I realized yesterday that it's the anniversary of when I found Violet, and I like how I say "found," like it'd be easy to miss a puppy that someone put in your car. Sure glad I "found" that puppy in the passenger seat! Oh, I missed it and then there was a puppy skeleton on the seat. How long had THAT been there?
I wish I'd remembered on time to go to the fire station yesterday and visit her. But maybe I should Botox first.
Firemen are very demanding about Botox. "I'd rescue you, but that WRINKLE. Gawd."
Anyway, how is everyone? I have a coworker who keeps checking in to ask how I am on a scale of 1-10. Lately I've been a 4, but the other day I was a 7. So. You can't complain about 7. Have I ever told you about how I found my high school boyfriend Cardinal's book, where he rated all his girlfriends? He had approximately 406 girlfriends in high school. He gave this one girl, Carmelita, a 9, which really pissed me off. She was no 9; he just really liked her. He gave the girl who became homecoming queen a 9.5, which, okay, I can deal with that.
I got a 7.5. I harumphed about it for a minute, then remembered my hair, and said, okay yeah. He's accurate. Fucker.
Ned texted me to say the dogs are really sad, and that the cats don't give a shit. He's been letting them upstairs, away from what he calls "Boxlandia" downstairs. If I could just visit them and not see Ned, I'd do it. But they can't, you know, take a cab over. He leaves town for work soon, and then I get to be with my dogs when he's gone. The cats, too, but did I mention they don't give a shit?
Oh and everyone be sure to give me advice on how I can see them. Be sure to say things like, "Maybe he could go and you could visit them." Because I won't be a crazy person over there at my old house. I won't be checking for condoms in the trash and bras on the light fixtures or anything. No. I'll just calmly attend my old house like a perfectly sane individual.
When Marvin left, I wouldn't let him tell me his new address, and I blocked him on Facebook so I couldn't look at his page and wonder WHO IS THIS WOMAN HE'S TALKING TO?! And it worked. I was unable to obsess and so I didn't.
Do you do that? Obsess for awhile? I've actually been pretty good with it so far this time. I've been able to just think about the here and now, and not who Ned's banging, which could also be in the here and now, but not really because he needed to be at work three minutes ago. So.

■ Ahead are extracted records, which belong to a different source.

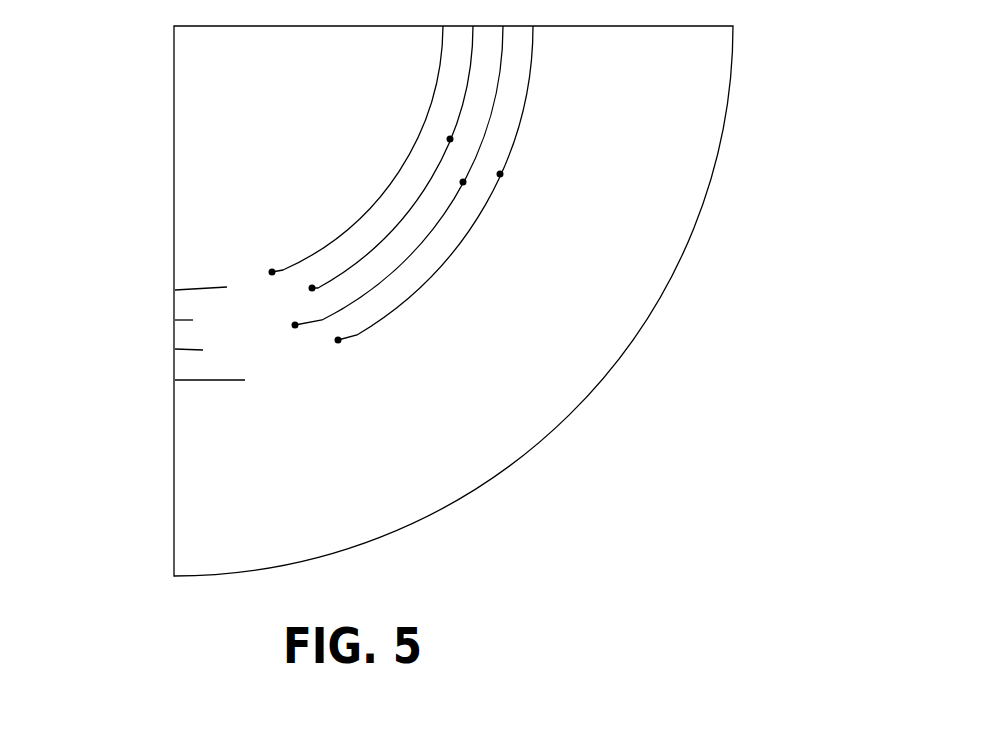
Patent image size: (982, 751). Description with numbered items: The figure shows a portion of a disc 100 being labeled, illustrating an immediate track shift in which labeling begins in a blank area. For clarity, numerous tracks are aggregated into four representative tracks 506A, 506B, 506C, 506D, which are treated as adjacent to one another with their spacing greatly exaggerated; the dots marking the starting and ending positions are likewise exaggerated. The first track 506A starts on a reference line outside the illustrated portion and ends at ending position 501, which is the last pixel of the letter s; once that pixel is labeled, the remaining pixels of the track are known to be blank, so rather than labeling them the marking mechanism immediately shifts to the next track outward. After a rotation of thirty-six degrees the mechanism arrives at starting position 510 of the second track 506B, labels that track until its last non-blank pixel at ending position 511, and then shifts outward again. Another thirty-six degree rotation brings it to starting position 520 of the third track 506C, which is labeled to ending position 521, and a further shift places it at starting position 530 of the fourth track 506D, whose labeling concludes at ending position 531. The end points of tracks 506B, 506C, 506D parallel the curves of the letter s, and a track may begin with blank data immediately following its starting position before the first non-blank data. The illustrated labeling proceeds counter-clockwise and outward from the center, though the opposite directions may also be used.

The disc 100 is at (707, 243).
The ending position 501 is at (272, 272).
The first track 506A is at (175, 290).
The second track 506B is at (175, 320).
The third track 506C is at (175, 349).
The fourth track 506D is at (175, 380).
The starting position 510 is at (450, 139).
The ending position 511 is at (312, 288).
The starting position 520 is at (463, 182).
The ending position 521 is at (295, 325).
The starting position 530 is at (500, 174).
The ending position 531 is at (338, 340).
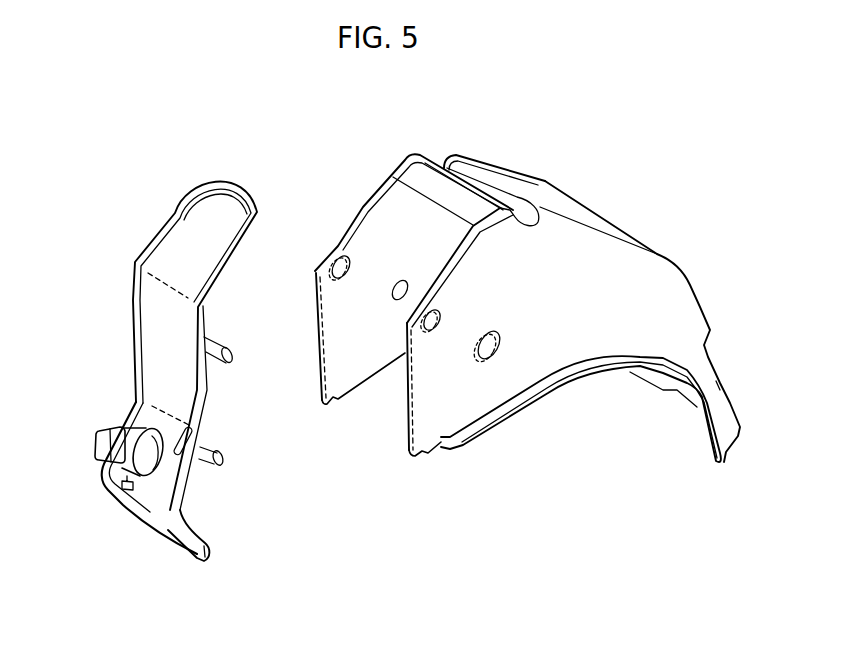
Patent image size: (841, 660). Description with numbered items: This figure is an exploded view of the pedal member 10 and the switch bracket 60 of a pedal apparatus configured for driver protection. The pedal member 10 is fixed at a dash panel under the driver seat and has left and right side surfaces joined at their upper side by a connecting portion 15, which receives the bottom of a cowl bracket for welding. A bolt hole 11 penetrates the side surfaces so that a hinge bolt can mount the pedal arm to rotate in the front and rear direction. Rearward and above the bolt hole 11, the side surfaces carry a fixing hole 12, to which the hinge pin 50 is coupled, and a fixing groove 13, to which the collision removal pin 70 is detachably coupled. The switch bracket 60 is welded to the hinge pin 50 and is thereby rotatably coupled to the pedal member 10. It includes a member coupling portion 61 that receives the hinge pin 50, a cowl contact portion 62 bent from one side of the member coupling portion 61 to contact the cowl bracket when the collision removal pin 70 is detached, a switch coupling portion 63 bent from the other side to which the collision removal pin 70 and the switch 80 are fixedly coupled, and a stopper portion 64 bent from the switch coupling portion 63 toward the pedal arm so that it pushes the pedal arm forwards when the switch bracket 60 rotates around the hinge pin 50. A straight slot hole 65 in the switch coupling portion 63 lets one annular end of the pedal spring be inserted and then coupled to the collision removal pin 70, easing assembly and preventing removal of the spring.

The pedal member 10 is at (586, 242).
The bolt hole 11 is at (502, 343).
The fixing hole 12 is at (343, 260).
The fixing groove 13 is at (330, 400).
The connecting portion 15 is at (412, 168).
The hinge pin 50 is at (224, 358).
The switch bracket 60 is at (152, 230).
The member coupling portion 61 is at (165, 350).
The cowl contact portion 62 is at (192, 220).
The switch coupling portion 63 is at (153, 418).
The stopper portion 64 is at (196, 552).
The slot hole 65 is at (160, 488).
The collision removal pin 70 is at (222, 457).
The switch 80 is at (96, 447).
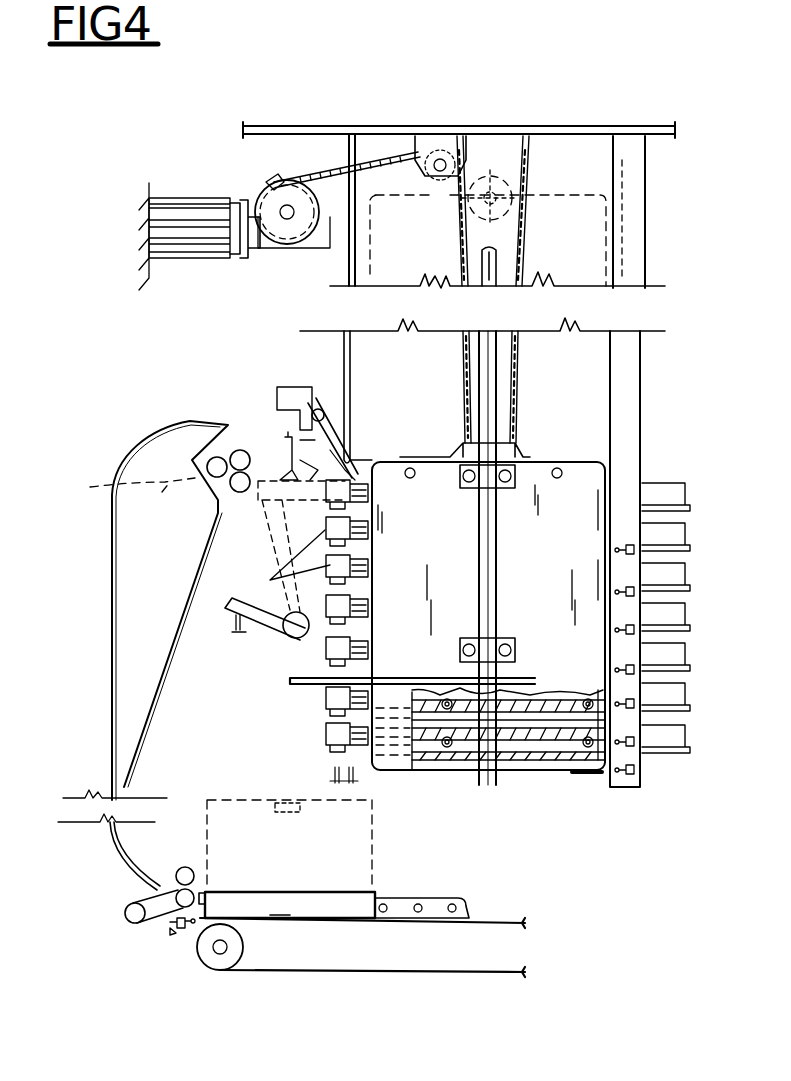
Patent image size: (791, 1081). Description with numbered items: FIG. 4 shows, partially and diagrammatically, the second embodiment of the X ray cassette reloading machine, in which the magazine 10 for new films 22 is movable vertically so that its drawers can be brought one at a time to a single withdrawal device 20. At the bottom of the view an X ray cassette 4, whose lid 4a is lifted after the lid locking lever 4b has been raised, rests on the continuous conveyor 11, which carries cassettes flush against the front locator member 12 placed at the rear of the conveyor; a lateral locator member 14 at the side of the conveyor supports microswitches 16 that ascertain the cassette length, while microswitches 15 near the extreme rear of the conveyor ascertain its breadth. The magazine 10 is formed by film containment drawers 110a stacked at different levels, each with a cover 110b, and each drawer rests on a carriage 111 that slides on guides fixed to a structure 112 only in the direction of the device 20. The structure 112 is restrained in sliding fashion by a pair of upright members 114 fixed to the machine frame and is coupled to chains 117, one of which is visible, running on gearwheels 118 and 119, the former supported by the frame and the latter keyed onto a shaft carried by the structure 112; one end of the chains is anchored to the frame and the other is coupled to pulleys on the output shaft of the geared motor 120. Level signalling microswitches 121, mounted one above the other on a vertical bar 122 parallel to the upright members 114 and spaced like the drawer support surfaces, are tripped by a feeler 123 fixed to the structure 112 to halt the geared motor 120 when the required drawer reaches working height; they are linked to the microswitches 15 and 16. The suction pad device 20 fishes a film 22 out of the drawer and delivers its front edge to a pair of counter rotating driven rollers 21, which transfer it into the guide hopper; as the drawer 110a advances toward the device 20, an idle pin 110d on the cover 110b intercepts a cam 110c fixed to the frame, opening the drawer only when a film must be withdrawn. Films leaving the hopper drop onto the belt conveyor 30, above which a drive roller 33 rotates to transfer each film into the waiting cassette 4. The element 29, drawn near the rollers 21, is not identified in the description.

The X ray cassette 4 is at (290, 905).
The lid 4a is at (376, 800).
The lid locking lever 4b is at (306, 815).
The magazine 10 is at (664, 410).
The continuous conveyor 11 is at (476, 975).
The front locator member 12 is at (207, 892).
The lateral locator member 14 is at (468, 912).
The microswitches 15 is at (172, 934).
The microswitches 16 is at (450, 903).
The withdrawal device with suction pads 20 is at (240, 425).
The counter rotating driven rollers 21 is at (233, 483).
The film 22 is at (95, 487).
The feed rollers 29 is at (210, 460).
The belt conveyor 30 is at (130, 922).
The drive roller 33 is at (175, 877).
The film containment drawers 110a is at (333, 572).
The cover 110b is at (332, 430).
The cam 110c is at (283, 416).
The idle pin 110d is at (325, 430).
The carriage 111 is at (325, 660).
The structure 112 is at (578, 532).
The upright members 114 is at (498, 598).
The chains 117 is at (326, 168).
The gearwheel 118 is at (440, 170).
The gearwheel 119 is at (495, 195).
The geared motor 120 is at (185, 218).
The level signalling microswitches 121 is at (698, 585).
The vertical bar 122 is at (631, 160).
The feeler 123 is at (582, 778).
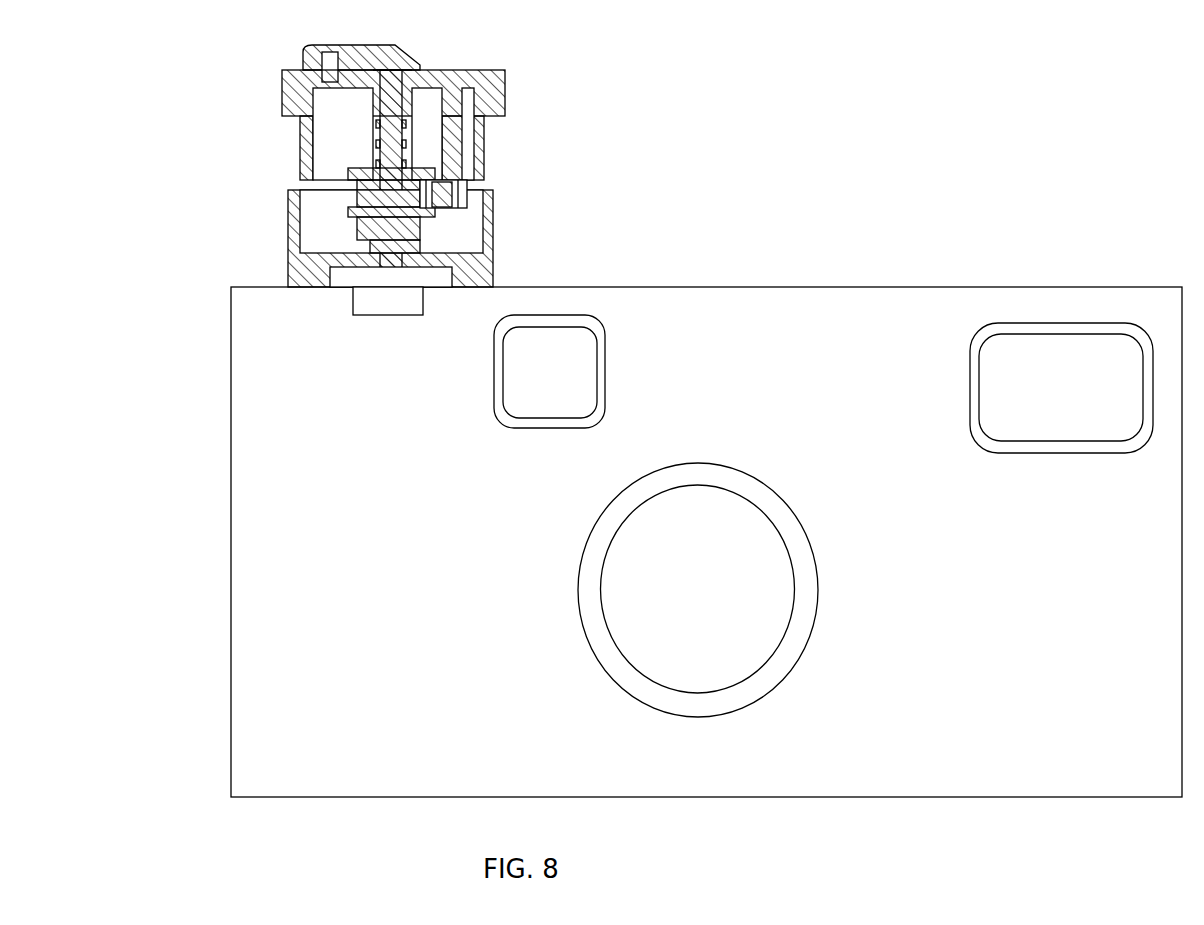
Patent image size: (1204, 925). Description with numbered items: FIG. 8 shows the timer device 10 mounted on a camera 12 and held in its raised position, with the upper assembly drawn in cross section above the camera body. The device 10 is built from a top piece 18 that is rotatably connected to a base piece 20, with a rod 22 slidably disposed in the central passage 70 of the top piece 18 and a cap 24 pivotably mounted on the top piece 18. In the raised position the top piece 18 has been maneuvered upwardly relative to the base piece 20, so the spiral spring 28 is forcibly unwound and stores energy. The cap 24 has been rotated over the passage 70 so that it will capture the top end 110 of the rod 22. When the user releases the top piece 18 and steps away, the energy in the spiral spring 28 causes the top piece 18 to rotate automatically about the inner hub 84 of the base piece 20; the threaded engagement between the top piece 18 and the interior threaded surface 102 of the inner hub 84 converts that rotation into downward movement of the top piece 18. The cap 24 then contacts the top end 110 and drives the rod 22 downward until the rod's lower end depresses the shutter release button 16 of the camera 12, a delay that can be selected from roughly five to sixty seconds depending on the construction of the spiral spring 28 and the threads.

The timer device 10 is at (231, 100).
The camera 12 is at (947, 278).
The shutter release button 16 is at (385, 310).
The top piece 18 is at (507, 89).
The base piece 20 is at (496, 224).
The rod 22 is at (385, 104).
The cap 24 is at (351, 42).
The spiral spring 28 is at (352, 199).
The passage 70 is at (404, 80).
The inner hub 84 is at (427, 238).
The threaded surface 102 is at (358, 228).
The top end 110 is at (388, 72).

What if I never meet anyone again who I like having sex with? What if that was it? My quota is filled. Oh, I have an idea. Tell me today who you had the best sex with. Mom, do not play. All my old boyfriends better check in with an enthusiastic, "Oh, YOU, June. Hands down, so to speak."
Ned asked before I left if we could meet once a month for the rest of our lives and have sex. Even if we meet new people. "I'm sorry, I have an appointment tonight." That sounds reasonable. Wouldn't it be wonderful if you could cafeteria plan your exes, and put in the "great talker" from this guy, the "stupidly good sex" from that one, the good living from another, and Frankenstein you a whole perfect man?
I have to go. The commute from this house is 19 minutes, and it's 8:07. WILLLLL June make it to work on time? Will JUUUUUUUNE be late? TUUUUUUUUNE in tomorrow for more Adventures of Junnnnne!